Esta es la carta de amor más maravillosa que he leído en vida, más incluso que las mías:
“Mi niño,
(…) Mi dulce rosa, mi flor delicada, mi lirio de lirios, es tal vez en prisión donde ponga a prueba el poder del amor. Voy a ver si no puedo hacer las amargas aguas dulces por el amor que te tengo. He tenido momentos en los que pensé que sería más sabio separarnos. ¡Ah! ¡Momentos de debilidad y locura! AHora veo que hubiera mutilado mi vida, arruinado mi arte, roto los acordes musicales que hacen un alma perfecta. Incluso cubierto con fango, te adoraré, desde el abismo más profundo gritaré por ti. En mi soledad, estarás conmigo. Estoy determinado a no sublevarme y aceptar cada ultraje por medio de la devoción al amor, a dejar mi cuerpo ser deshonrado mientras mi alma pueda siempre mantener tu imagen. Desde tu cabello de seda hasta tus delicados pies, eres la perfección para mí. El placer esconde el amor de nosotros, pero el dolor lo revela en su esencia. Oh, la más querida de las cosas creadas, si alguien herido por silencio y soledad viene a ti, deshonrado, una burla para los hombres, ¡oh!, tu puedes cerrar sus heridas tocándole y restaurar su alma a la cual la infelicidad había, por un momento, sofocado. Nada será entonces difícil para ti, y recuerda, es esa esperanza la que me hace vivir, y solo ella. Lo que la sabiduría es para el filósofo, lo que Dios es para su santo, tú eres para mí. Mantenerte en mi alma, esa es la meta de este dolor que los hombres llama vida. Oh, mi amor, tú a quien yo aprecio por sobre todas las cosas, narciso blanco en un campo sin segar, piensa en la carga que cae sobre ti, una carga que el amor por sí mismo puede convertir en luz. Pero no te entristezcas por ello, más bien se feliz de haber llenado con un amor inmortal el alma de un hombre que ahora llora en el infierno, y aún así lleva el paraíso en su corazón. Te amo, te amo, mi corazón es una rosa a la cual tu amor ha llevado a florecer, mi vida es un desierto abanicado por la deliciosa brisa de tu aliento, y del cual tus ojos son las frescas primaveras; la huella de tus pequeños pies hace valles de sombra para mi, la fragancia de tu cabello es como mirra, y en donde quiera que vas exhalas los perfumes del árbol de cassia.

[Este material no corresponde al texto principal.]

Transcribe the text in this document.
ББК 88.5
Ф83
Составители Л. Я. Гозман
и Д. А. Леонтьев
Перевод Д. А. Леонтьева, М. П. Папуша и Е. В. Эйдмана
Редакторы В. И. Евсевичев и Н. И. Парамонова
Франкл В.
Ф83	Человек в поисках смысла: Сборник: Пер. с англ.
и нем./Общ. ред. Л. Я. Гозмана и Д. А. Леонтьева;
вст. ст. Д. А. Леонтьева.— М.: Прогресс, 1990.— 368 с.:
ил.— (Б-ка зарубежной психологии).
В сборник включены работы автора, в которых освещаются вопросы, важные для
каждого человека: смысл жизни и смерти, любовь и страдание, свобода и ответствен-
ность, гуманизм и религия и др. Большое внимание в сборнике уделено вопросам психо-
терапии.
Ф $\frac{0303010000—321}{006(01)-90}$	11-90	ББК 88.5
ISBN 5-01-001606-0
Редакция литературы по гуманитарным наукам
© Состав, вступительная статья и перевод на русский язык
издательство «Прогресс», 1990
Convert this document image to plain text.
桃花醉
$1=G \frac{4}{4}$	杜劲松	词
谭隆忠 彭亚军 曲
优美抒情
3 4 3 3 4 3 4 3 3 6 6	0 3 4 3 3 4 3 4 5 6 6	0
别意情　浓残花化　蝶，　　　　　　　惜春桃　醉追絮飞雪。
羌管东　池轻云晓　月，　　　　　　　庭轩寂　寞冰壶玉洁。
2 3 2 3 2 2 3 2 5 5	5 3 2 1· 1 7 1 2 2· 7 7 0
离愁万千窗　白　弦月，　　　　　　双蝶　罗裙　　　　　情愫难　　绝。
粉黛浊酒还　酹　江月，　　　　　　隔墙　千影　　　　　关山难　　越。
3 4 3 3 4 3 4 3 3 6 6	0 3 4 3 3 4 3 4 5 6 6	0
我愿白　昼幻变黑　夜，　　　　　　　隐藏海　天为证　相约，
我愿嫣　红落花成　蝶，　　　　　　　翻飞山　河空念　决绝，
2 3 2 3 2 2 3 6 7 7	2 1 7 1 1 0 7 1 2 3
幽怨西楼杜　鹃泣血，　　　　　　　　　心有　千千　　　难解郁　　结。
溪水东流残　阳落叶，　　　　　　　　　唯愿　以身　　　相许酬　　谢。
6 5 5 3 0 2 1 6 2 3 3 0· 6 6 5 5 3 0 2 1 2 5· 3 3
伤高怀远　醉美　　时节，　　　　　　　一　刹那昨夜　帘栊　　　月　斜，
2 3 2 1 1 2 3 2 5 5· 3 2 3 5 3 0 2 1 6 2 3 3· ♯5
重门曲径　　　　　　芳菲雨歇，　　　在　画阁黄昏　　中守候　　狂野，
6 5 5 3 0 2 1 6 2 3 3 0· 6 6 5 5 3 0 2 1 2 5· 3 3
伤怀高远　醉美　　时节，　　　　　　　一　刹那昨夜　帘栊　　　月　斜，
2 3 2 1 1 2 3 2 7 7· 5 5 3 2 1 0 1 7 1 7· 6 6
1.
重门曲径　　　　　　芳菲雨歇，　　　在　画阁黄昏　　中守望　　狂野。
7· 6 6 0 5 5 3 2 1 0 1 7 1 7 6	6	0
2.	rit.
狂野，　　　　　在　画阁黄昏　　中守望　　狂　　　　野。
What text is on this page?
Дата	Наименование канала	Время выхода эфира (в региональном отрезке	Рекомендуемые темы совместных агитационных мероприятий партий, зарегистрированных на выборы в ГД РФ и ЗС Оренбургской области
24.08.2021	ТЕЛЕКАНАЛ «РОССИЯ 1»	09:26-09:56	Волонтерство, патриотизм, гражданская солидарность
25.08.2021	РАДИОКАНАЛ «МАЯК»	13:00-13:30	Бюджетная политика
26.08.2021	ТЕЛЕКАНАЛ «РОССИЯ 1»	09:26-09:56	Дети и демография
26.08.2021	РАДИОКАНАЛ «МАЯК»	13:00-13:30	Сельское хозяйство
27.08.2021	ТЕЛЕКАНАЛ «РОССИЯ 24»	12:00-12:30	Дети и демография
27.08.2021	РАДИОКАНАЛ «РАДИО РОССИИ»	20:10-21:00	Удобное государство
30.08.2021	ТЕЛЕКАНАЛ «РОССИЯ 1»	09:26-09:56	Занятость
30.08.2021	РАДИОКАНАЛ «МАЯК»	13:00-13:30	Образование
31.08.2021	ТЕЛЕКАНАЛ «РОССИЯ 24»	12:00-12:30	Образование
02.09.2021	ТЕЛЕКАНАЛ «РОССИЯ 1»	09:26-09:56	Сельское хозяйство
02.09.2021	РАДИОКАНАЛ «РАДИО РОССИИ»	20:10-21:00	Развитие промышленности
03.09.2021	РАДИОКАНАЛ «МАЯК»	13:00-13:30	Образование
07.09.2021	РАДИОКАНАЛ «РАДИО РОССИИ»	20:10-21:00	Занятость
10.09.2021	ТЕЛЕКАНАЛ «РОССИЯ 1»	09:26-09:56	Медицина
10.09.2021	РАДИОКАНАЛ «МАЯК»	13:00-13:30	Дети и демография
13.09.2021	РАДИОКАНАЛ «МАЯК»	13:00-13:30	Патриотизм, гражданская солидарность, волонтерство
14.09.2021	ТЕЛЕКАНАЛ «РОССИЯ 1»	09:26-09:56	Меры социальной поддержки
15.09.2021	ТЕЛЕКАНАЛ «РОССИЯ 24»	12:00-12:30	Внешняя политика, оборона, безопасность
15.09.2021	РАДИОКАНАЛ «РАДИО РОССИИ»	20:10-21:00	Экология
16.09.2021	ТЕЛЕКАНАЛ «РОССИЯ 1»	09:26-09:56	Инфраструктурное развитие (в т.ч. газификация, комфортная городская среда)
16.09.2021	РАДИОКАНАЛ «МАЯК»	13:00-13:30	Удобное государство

Ámame siempre, ámame siempre. Tú has sido el supremo, el perfecto amor de mi vida; no puede haber otro.
He decidido que es más noble y más hermoso quedarme. No hubiéramos podido estar untos. No quería ser llamado un cobarde o un desertor. Un nombre falso, un disfraz, una vida perseguida, todo eso no es para mi, para quien has sido revelado en esa colina alta donde las cosas hermosas son transfiguradas.
Oh, el más dulce de los muchachos, el más amado de los amores, mi alma se adhiere a la tuya, mi vida es tu vida, y en todos los mundos de dolor y placer, tú eres mi ideal de admiración y alegría.”